What I wonder is: is it possible to disentangle D&D Fantasy from the game of D&D, to do D&D in a different or new flavor of fantasy? What would it take? Could D&D's "sacred cow" mechanics survive such a transition? What about its visual identity? Are there very D&D adjacent (OSR, OGL) games that manage it while still "being" D&D?

I think the 5th edition mechanics are largely divorced from the fantasy elements and tropes. The classes are not, but the rules themselves are and there are a bunch of content creators that are using the 5th edition mechanics in a non-fantasy genre or world with custom classes.

One of the things that gets mentioned frequently is spells, but 3rd party creators are using the spell mechanics and prgression for other powers or effects that are not "spells" in the fiction.

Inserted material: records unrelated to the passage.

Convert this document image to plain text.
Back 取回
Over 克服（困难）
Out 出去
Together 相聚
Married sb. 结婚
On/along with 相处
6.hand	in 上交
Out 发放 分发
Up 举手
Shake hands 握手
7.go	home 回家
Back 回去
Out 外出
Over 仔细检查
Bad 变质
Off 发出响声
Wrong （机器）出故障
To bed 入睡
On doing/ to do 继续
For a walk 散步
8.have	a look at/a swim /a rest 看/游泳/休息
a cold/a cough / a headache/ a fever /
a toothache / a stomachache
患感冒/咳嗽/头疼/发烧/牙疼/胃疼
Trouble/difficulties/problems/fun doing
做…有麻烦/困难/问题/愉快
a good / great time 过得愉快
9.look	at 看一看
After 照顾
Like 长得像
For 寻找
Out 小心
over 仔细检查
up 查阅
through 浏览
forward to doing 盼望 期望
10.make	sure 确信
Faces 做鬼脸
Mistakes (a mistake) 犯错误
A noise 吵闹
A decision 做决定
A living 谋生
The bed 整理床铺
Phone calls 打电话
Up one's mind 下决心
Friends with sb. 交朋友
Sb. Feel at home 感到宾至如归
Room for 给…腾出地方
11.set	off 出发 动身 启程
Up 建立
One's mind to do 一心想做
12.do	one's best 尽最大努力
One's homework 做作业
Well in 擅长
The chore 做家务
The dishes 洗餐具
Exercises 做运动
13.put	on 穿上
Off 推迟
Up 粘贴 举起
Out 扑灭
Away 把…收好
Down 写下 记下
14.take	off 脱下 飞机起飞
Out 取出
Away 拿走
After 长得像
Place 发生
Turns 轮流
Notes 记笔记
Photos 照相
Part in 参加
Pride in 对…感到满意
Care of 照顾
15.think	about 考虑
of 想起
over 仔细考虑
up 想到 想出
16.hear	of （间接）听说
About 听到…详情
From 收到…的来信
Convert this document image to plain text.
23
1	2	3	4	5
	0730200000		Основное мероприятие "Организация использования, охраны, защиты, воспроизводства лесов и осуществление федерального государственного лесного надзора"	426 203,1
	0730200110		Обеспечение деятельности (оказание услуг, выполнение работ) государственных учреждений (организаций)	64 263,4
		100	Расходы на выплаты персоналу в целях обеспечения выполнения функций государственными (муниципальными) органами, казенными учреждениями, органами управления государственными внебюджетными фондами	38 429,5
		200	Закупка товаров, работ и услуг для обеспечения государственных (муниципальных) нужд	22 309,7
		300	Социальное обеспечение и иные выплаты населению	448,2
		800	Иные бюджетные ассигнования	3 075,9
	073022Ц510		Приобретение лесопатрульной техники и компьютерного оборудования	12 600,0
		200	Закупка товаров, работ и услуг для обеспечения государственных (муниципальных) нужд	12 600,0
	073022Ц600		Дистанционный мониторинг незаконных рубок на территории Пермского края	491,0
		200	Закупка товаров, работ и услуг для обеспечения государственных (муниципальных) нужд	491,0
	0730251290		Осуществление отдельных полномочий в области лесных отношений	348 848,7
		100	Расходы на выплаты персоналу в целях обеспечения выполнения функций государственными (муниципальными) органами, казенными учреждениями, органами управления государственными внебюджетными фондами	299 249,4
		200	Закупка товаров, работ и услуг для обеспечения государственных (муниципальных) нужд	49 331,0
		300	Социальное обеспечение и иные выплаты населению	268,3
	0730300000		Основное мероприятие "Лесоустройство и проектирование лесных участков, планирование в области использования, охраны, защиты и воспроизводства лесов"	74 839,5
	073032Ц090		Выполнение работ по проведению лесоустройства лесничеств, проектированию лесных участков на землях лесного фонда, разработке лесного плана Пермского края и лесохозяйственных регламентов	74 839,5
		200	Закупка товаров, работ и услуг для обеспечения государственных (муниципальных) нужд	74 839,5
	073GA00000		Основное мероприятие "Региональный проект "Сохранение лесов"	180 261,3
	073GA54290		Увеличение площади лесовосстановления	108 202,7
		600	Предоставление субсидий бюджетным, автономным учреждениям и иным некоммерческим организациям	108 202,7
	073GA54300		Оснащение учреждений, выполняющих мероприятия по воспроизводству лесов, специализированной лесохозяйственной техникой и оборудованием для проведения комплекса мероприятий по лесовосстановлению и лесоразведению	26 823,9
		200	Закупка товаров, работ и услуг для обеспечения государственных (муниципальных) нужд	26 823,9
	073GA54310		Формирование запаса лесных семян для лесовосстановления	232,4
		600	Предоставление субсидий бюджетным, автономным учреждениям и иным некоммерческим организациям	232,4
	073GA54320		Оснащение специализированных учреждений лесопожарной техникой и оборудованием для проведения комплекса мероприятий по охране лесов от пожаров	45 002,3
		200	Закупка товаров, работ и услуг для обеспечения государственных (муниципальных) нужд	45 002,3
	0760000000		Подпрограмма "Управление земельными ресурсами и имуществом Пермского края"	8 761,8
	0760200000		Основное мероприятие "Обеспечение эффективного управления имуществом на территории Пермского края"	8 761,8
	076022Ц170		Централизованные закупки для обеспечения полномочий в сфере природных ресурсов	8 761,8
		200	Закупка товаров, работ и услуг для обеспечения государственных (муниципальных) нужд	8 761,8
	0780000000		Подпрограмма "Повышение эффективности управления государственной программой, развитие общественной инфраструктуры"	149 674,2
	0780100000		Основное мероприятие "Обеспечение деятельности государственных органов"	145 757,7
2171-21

So I would say it is easy to disentangle it if that is your cup of tea.
 

Can you take D&D and change the setting, play style, mechanics, or any other aspect of it? Sure. Can you change all of them at once or in any combination, of course. Can you do so in a way that everybody will agree that it has been disentangled from completely from the D&D Fantasy? No, and certainly not on the internet where people seem to just want to argue in order to hear their keyboard clicking.
Theseus & Dragons?
 

I think the 5th edition mechanics are largely divorced from the fantasy elements and tropes. The classes are not, but the rules themselves are and there are a bunch of content creators that are using the 5th edition mechanics in a non-fantasy genre or world with custom classes.

One of the things that gets mentioned frequently is spells, but 3rd party creators are using the spell mechanics and prgression for other powers or effects that are not "spells" in the fiction.

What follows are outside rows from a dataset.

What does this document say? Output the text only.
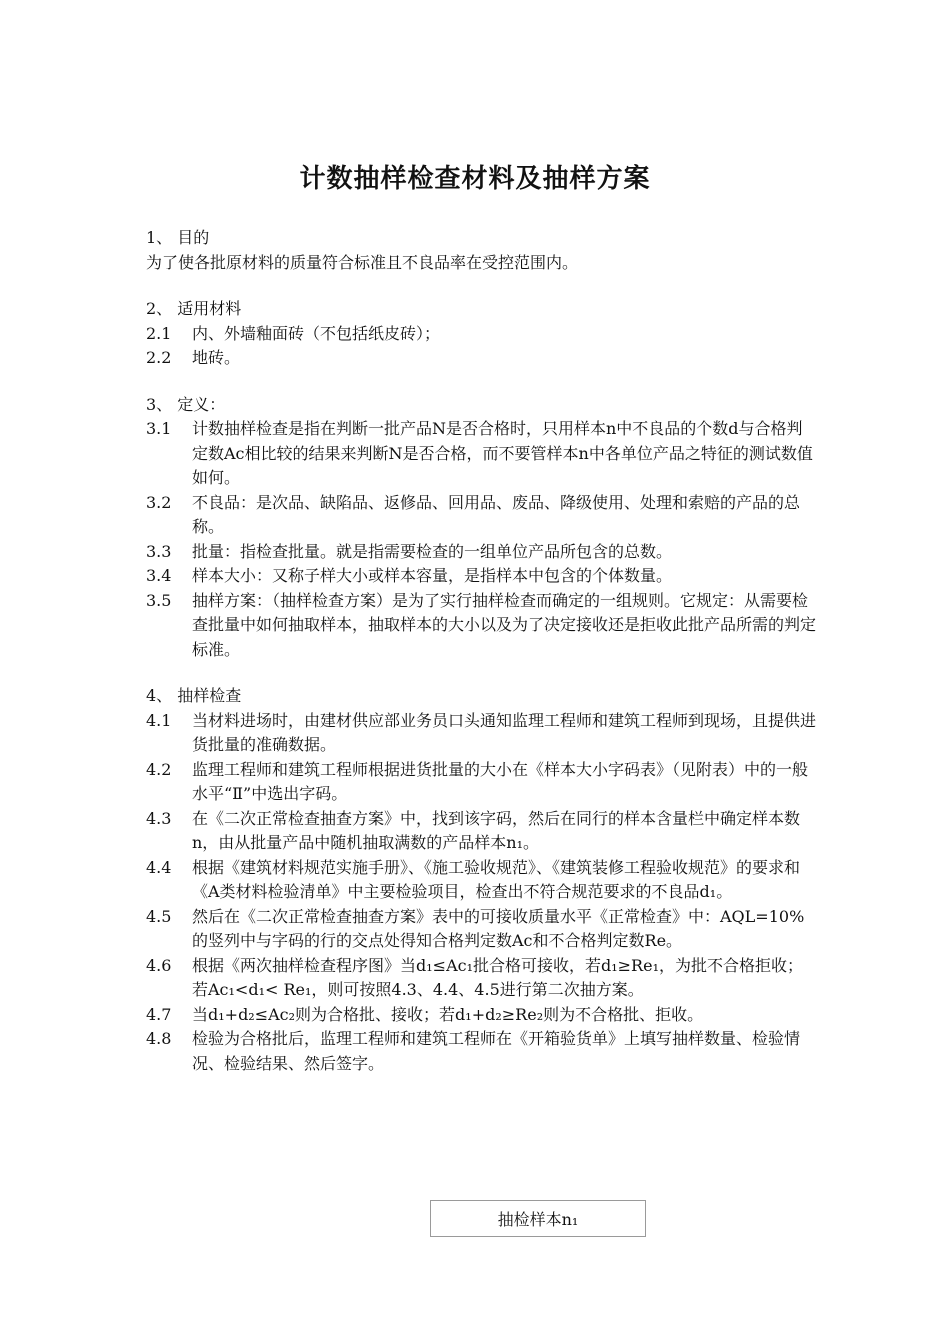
计数抽样检查材料及抽样方案
1、 目的
为了使各批原材料的质量符合标准且不良品率在受控范围内。
2、 适用材料
2.1	内、外墙釉面砖（不包括纸皮砖）；
2.2	地砖。
3、 定义：
3.1	计数抽样检查是指在判断一批产品N是否合格时，只用样本n中不良品的个数d与合格判定数Ac相比较的结果来判断N是否合格，而不要管样本n中各单位产品之特征的测试数值如何。
3.2	不良品：是次品、缺陷品、返修品、回用品、废品、降级使用、处理和索赔的产品的总称。
3.3	批量：指检查批量。就是指需要检查的一组单位产品所包含的总数。
3.4	样本大小：又称子样大小或样本容量，是指样本中包含的个体数量。
3.5	抽样方案：（抽样检查方案）是为了实行抽样检查而确定的一组规则。它规定：从需要检查批量中如何抽取样本，抽取样本的大小以及为了决定接收还是拒收此批产品所需的判定标准。
4、 抽样检查
4.1	当材料进场时，由建材供应部业务员口头通知监理工程师和建筑工程师到现场，且提供进货批量的准确数据。
4.2	监理工程师和建筑工程师根据进货批量的大小在《样本大小字码表》（见附表）中的一般水平“Ⅱ”中选出字码。
4.3	在《二次正常检查抽查方案》中，找到该字码，然后在同行的样本含量栏中确定样本数n，由从批量产品中随机抽取满数的产品样本n₁。
4.4	根据《建筑材料规范实施手册》、《施工验收规范》、《建筑装修工程验收规范》的要求和《A类材料检验清单》中主要检验项目，检查出不符合规范要求的不良品d₁。
4.5	然后在《二次正常检查抽查方案》表中的可接收质量水平《正常检查》中：AQL=10%的竖列中与字码的行的交点处得知合格判定数Ac和不合格判定数Re。
4.6	根据《两次抽样检查程序图》当d₁≤Ac₁批合格可接收，若d₁≥Re₁，为批不合格拒收；若Ac₁<d₁< Re₁，则可按照4.3、4.4、4.5进行第二次抽方案。
4.7	当d₁+d₂≤Ac₂则为合格批、接收；若d₁+d₂≥Re₂则为不合格批、拒收。
4.8	检验为合格批后，监理工程师和建筑工程师在《开箱验货单》上填写抽样数量、检验情况、检验结果、然后签字。
抽检样本n₁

So I would say it is easy to disentangle it if that is your cup of tea.
What are your favorite examples of this?
 

What are your favorite examples of this?
Mine, if i may, is Sw5E and Neon Odyssey. "Spells" can be tech devices being used, software being run on a digital reality thst overlaps with reality, etc.

I havent seen anyone use them for special moves in a game where you play mystic martial artists, like if you made a Soul Calibur TTRPG, but it would work beautifully IMO.